Daniel is pretty much the self appointed leader of the pack with the Gerguis trio. In fact, he reminds Luke that the only reason he become Student Body President was because of his brilliant campaign strategy.
His extra circulars included Skills USA, Technology Student Association, Soccer, Cross Country, National Honors Society, Beta Club and he plays the piano.
Daniel applied to nine colleges and got accepted to four. He was wait-listed for two. Two of the nine were Ivy's.
He chose UGA majoring in biology and pre-med. He plans on becoming a neuro surgeon and hiring Olivia as his PA.
"I want to make a difference in people's lives in a way that no one else can," said Daniel when asked why he chose Neuro Surgery. As for their journey, he said that "trials leads to perseverance and perseverance leads to hope."
Christopher is the free spirit.
His extra circulars included Cross Country, Soccer Manager, Art Club, National Honors Society, Beta Club, FCA and piano.
He applied to seven schools and really struggled to decide which one would be his final choice.
Eventually UGA beat out SCAD. He will be persuing a Bachelors in Fine Art with a focus on graphic design. But he wants to keep his options open.
Christopher - UGA - BFA art - graphic design - not fully set on one path.
Wonder what it is like knowing that your life has began as a miracle and the miracles seem to continue?

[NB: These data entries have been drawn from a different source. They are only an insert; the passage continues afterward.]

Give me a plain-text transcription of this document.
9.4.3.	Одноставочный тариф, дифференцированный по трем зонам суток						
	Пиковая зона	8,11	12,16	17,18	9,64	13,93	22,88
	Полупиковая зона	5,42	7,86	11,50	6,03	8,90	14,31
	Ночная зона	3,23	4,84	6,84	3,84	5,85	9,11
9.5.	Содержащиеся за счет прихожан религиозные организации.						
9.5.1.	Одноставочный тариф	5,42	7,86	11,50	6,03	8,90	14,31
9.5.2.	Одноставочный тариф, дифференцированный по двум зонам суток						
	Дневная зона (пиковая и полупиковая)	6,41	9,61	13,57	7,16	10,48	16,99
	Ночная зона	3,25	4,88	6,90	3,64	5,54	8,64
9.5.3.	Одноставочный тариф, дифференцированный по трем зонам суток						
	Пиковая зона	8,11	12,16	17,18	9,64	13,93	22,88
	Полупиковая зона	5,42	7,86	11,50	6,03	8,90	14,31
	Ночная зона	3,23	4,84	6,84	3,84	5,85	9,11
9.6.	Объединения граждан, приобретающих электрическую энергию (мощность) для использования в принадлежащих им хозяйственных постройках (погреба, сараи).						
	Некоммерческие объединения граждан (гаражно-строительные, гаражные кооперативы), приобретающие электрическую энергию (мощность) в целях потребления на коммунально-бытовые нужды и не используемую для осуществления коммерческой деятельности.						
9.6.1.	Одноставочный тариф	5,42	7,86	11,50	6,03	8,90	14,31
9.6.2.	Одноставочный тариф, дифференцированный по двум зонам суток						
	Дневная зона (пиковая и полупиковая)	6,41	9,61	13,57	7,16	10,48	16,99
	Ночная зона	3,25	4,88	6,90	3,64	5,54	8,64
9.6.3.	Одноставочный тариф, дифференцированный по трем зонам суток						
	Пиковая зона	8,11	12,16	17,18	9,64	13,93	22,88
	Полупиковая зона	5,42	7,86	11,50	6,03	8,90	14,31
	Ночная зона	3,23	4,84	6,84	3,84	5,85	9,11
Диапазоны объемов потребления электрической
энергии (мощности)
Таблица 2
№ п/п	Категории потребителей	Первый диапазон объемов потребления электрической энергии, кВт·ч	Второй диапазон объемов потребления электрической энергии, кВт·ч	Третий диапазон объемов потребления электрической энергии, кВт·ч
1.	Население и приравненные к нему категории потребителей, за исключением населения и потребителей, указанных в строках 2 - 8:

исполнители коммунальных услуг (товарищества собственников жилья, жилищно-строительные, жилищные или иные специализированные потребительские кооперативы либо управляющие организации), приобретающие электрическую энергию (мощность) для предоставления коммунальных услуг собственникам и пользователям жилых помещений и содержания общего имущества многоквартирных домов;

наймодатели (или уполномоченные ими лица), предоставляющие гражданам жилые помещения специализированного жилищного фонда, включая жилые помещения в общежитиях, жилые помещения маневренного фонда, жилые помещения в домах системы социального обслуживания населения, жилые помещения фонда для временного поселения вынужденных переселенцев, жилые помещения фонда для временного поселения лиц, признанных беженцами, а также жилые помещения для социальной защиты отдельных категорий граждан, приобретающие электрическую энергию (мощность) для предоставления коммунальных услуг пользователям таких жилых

"Growing up there is almost a fear of being a waste of a miracle which caused me to raise my standards even higher," said Olivia Long.
"We agree, living up to high expectations set by our parents along with knowing that we are all miracles pushed us to work even harder for the goals we have all set," said Daniel Gerguis.
"I want to make peoples lives better. We have gone through these things so I can help other people facing similar challenges," said Luke Gerguis.
"I like to make people smile, laugh and happy and I am not looking to change the world in a big way," said Christopher. "Instead I want to excel in finding small ways to make people happy."
I interviewed all four of these impressive graduates together at my office. It was one of the most heartfelt and inspiring interviews that I have ever been a part of. They are each so wonderfully gifted and talented. These four have a special bond. They understand the gift of life that is unique to them. A gift of miracles that push them to be the best at everything everyday. They are each driven to make an impact on this world in their own way.
Their accomplishments to date are staggering. But, I think we all know they are just getting started.
We look forward to continue to follow their success and cheering them on where we can each step of the way.